A group of scientists affiliated with IBM and several universities report on a detailed analysis of MapReduce and Spark performance across four different workloads. In this benchmark, Spark outperformed MapReduce on Word Count, k-Means and Page Rank, while MapReduce outperformed Spark on Sort.
On the ADT Dev Watch blog Dave Ramel summarizes the paper, arguing that it “brings into question..Databricks Daytona GraySort claim”. This point refers to Databricks’ record-setting entry in the 2014 Sort Benchmark run by Chris Nyberg, Mehul Shah and Naga Govindaraju.
However, Ramel appears to have overlooked section 3.3.1 of the paper, where the researchers explicitly address this question:
This difference is mainly because our cluster is connected using 1 Gbps Ethernet, as compared to a 10 Gbps Ethernet in, i.e., in our cluster configuration network can become a bottleneck for Sort in Spark.
In other words, had they deployed Spark on a cluster with high-speed network connections, it likely would run the Sort faster than MapReduce did.
I guess we’ll know when Nyberg et. al. release the 2015 GraySort results.
The IBM benchmark team found that k-means ran about 5X faster in Spark than in MapReduce.
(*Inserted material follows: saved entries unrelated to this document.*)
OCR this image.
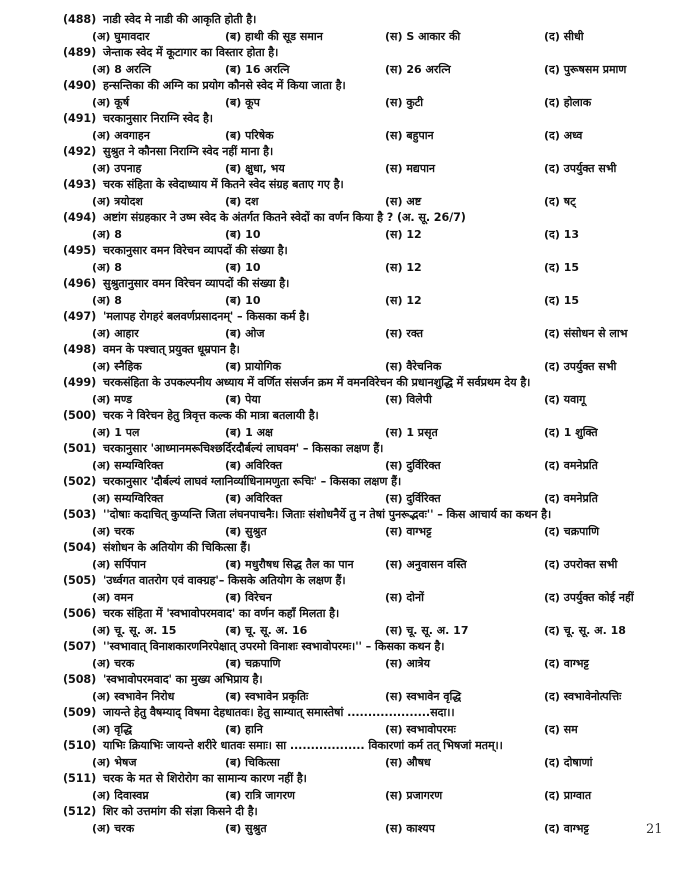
(488) नाडी स्वेद मे नाडी की आकृति होती है।
(अ) घुमावदार	(ब) हाथी की सूड समान	(स) S आकार की	(द) सीधी
(489) जेन्ताक स्वेद में कूटागार का विस्तार होता है।
(अ) 8 अरत्नि	(ब) 16 अरत्नि	(स) 26 अरत्नि	(द) पुरूषसम प्रमाण
(490) हन्सन्तिका की अग्नि का प्रयोग कौनसे स्वेद में किया जाता है।
(अ) कूर्ष	(ब) कूप	(स) कुटी	(द) होलाक
(491) चरकानुसार निराग्नि स्वेद है।
(अ) अवगाहन	(ब) परिषेक	(स) बहुपान	(द) अध्व
(492) सुश्रुत ने कौनसा निराग्नि स्वेद नहीं माना है।
(अ) उपनाह	(ब) क्षुधा, भय	(स) मद्यपान	(द) उपर्युक्त सभी
(493) चरक संहिता के स्वेदाध्याय में कितने स्वेद संग्रह बताए गए है।
(अ) त्रयोदश	(ब) दश	(स) अष्ट	(द) षट्
(494) अष्टांग संग्रहकार ने उष्म स्वेद के अंतर्गत कितने स्वेदों का वर्णन किया है ? (अ. सू. 26/7)
(अ) 8	(ब) 10	(स) 12	(द) 13
(495) चरकानुसार वमन विरेचन व्यापदों की संख्या है।
(अ) 8	(ब) 10	(स) 12	(द) 15
(496) सुश्रुतानुसार वमन विरेचन व्यापदों की संख्या है।
(अ) 8	(ब) 10	(स) 12	(द) 15
(497) 'मलापह रोगहरं बलवर्णप्रसादनम्' – किसका कर्म है।
(अ) आहार	(ब) ओज	(स) रक्त	(द) संसोधन से लाभ
(498) वमन के पश्चात् प्रयुक्त धूम्रपान है।
(अ) स्नैहिक	(ब) प्रायोगिक	(स) वैरेचनिक	(द) उपर्युक्त सभी
(499) चरकसंहिता के उपकल्पनीय अध्याय में वर्णित संसर्जन क्रम में वमनविरेचन की प्रधानशुद्धि में सर्वप्रथम देय है।
(अ) मण्ड	(ब) पेया	(स) विलेपी	(द) यवागू
(500) चरक ने विरेचन हेतु त्रिवृत्त कल्क की मात्रा बतलायी है।
(अ) 1 पल	(ब) 1 अक्ष	(स) 1 प्रसृत	(द) 1 शुक्ति
(501) चरकानुसार 'आध्मानमरूचिश्छर्दिरदौर्बल्यं लाघवम' – किसका लक्षण हैं।
(अ) सम्यग्विरिक्त	(ब) अविरिक्त	(स) दुर्विरिक्त	(द) वमनेप्रति
(502) चरकानुसार 'दौर्बल्यं लाघवं ग्लानिर्व्याधिनामणुता रूचिः' – किसका लक्षण हैं।
(अ) सम्यग्विरिक्त	(ब) अविरिक्त	(स) दुर्विरिक्त	(द) वमनेप्रति
(503) ''दोषाः कदाचित् कुप्यन्ति जिता लंघनपाचनैः। जिताः संशोधनैर्ये तु न तेषां पुनरूद्भवः'' – किस आचार्य का कथन है।
(अ) चरक	(ब) सुश्रुत	(स) वाग्भट्ट	(द) चक्रपाणि
(504) संशोधन के अतियोग की चिकित्सा हैं।
(अ) सर्पिपान	(ब) मधुरौषध सिद्ध तैल का पान	(स) अनुवासन वस्ति	(द) उपरोक्त सभी
(505) 'उर्ध्वगत वातरोग एवं वाक्ग्रह'– किसके अतियोग के लक्षण हैं।
(अ) वमन	(ब) विरेचन	(स) दोनों	(द) उपर्युक्त कोई नहीं
(506) चरक संहिता में 'स्वभावोपरमवाद' का वर्णन कहाँ मिलता है।
(अ) चू. सू. अ. 15	(ब) चू. सू. अ. 16	(स) चू. सू. अ. 17	(द) चू. सू. अ. 18
(507) ''स्वभावात् विनाशकारणनिरपेक्षात् उपरमो विनाशः स्वभावोपरमः।'' – किसका कथन है।
(अ) चरक	(ब) चक्रपाणि	(स) आत्रेय	(द) वाग्भट्ट
(508) 'स्वभावोपरमवाद' का मुख्य अभिप्राय है।
(अ) स्वभावेन निरोध	(ब) स्वभावेन प्रकृतिः	(स) स्वभावेन वृद्धि	(द) स्वभावेनोत्पत्तिः
(509) जायन्ते हेतु वैषम्याद् विषमा देहधातवः। हेतु साम्यात् समास्तेषां ....................सदा।।
(अ) वृद्धि	(ब) हानि	(स) स्वभावोपरमः	(द) सम
(510) याभिः क्रियाभिः जायन्ते शरीरे धातवः समाः। सा .................. विकारणां कर्म तत् भिषजां मतम्।।
(अ) भेषज	(ब) चिकित्सा	(स) औषध	(द) दोषाणां
(511) चरक के मत से शिरोरोग का सामान्य कारण नहीं है।
(अ) दिवास्वप्न	(ब) रात्रि जागरण	(स) प्रजागरण	(द) प्राग्वात
(512) शिर को उत्तमांग की संज्ञा किसने दी है।
(अ) चरक	(ब) सुश्रुत	(स) काश्यप	(द) वाग्भट्ट	21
Ramel highlights the difference between this and the Spark team’s claim that machine learning algorithms run “up to” 100X faster.
The actual performance comparison shown on the Spark website compares logistic regression, which the IBM researchers did not test. One possible explanation — the Spark team may have tested against Mahout’s logistic regression algorithm, which runs on a single machine. It’s hard to say, since the Spark team provides no backup documentation for its performance claims. That needs to change.